The National Health Insurance Administration has begun to partially cover chimeric antigen receptor T-cell (CAR-T) therapy, benefiting 100 people diagnosed with certain types of leukemia or lymphoma every year, it said yesterday.
The provisional expansion, which is set to increase National Health Insurance (NHI) costs by NT$800 million (US$24.71 million) annually, took effect on Wednesday, agency Director-General Shih Chung-liang (石崇良) said.
The policy marked CAR-T therapy as the first cellular therapy to be covered by the NHI, he said.
Photo: CNA
CAR-T therapy utilizes the transplantation of genetically modified T-cells to treat some types of cancer, including acute lymphoblastic leukemia and diffuse large B-cell lymphoma.
Drugs utilized for the therapy were formerly a self-paid medication that cost patients up to NT$13 million per year, a sum NHI coverage has reduced to NT$8.19 million per year, Shih said, adding that drugs cost NT$15 million per year for patients in the US.
Coverage for the drugs is tentative and its continuation would depend on CAR-T therapy’s observed effectiveness in the real world, the agency said, adding that a total of four types of cancer drugs currently fall under provisional insurance coverage.
The NHI currently covers the use of Kymriah in patients with acute lymphoblastic leukemia and diffuse large B-cell lymphoma, said Lee Chih-cheng (李啟誠), an oncologist at Hualien Tzu Chi Hospital.

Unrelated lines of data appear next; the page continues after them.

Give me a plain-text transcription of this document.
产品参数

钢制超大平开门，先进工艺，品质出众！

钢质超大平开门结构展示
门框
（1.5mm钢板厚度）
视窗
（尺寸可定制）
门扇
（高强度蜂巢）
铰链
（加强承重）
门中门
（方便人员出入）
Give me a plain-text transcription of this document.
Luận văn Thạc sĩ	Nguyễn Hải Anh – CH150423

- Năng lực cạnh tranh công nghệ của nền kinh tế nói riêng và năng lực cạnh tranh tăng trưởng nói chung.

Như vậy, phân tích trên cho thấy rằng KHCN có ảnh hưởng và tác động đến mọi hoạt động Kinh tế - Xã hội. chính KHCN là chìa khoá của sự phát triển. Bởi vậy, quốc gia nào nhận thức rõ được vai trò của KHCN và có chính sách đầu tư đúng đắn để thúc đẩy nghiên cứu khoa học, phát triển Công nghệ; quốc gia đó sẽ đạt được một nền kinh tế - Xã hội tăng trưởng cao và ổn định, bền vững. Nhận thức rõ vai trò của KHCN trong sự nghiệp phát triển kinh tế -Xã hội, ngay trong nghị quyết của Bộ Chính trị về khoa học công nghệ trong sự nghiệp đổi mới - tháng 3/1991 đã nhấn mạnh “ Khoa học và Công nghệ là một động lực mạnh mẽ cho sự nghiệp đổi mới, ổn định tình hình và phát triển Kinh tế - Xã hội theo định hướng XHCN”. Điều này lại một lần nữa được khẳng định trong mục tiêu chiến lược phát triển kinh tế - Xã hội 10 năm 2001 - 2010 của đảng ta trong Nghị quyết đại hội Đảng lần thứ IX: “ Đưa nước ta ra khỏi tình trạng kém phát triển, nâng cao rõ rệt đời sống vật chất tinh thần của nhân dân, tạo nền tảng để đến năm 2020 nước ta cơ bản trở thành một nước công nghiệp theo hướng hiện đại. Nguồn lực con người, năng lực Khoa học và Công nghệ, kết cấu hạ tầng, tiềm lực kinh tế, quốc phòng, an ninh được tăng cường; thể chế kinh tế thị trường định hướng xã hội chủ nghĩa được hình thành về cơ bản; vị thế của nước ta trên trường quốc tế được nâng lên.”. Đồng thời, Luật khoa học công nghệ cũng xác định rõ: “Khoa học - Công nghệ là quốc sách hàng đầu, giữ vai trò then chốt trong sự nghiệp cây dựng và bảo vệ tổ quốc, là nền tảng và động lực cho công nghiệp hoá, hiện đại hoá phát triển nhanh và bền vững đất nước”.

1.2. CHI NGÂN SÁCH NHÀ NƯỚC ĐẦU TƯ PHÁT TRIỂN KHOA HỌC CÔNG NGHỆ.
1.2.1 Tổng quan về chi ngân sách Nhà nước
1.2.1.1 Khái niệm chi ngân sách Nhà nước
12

This type of cancer drug is being prescribed at National Taiwan University Hospital and its cancer center; Linkou Chang Gung Memorial Hospital; China Medical University Hospital and its cancer center; Taichung Veterans General Hospital; and Hualien Tzu Chi Hospital, he said.
Acute lymphoblastic leukemia mainly affects children between three and five years of age, with recurrence in 15 percent to 20 percent of patients, said Huang Wei-han (黃威翰), another oncologist at Hualien Tzu Chi Hospital.
Patients with a recurrence of this type of cancer report a survival rate of 30 percent to 50 percent after five years, he said.
Diffuse large B-cell lymphoma is a cancer mainly affecting elderly people, and the disease has a 50 percent recurrence rate in adults, Huang said, adding that patients with a recurrence report a 10 percent survival rate after five years.
CAR-T therapy achieves complete response in 62 percent of acute lymphoblastic leukemia patients and 40 percent of diffuse large B-cell lymphoma patients, said Hematology Society of Taiwan secretary-general Huang Tai-chung (黃泰中).
The therapy could sometimes achieve these results with just one round of treatment, he added.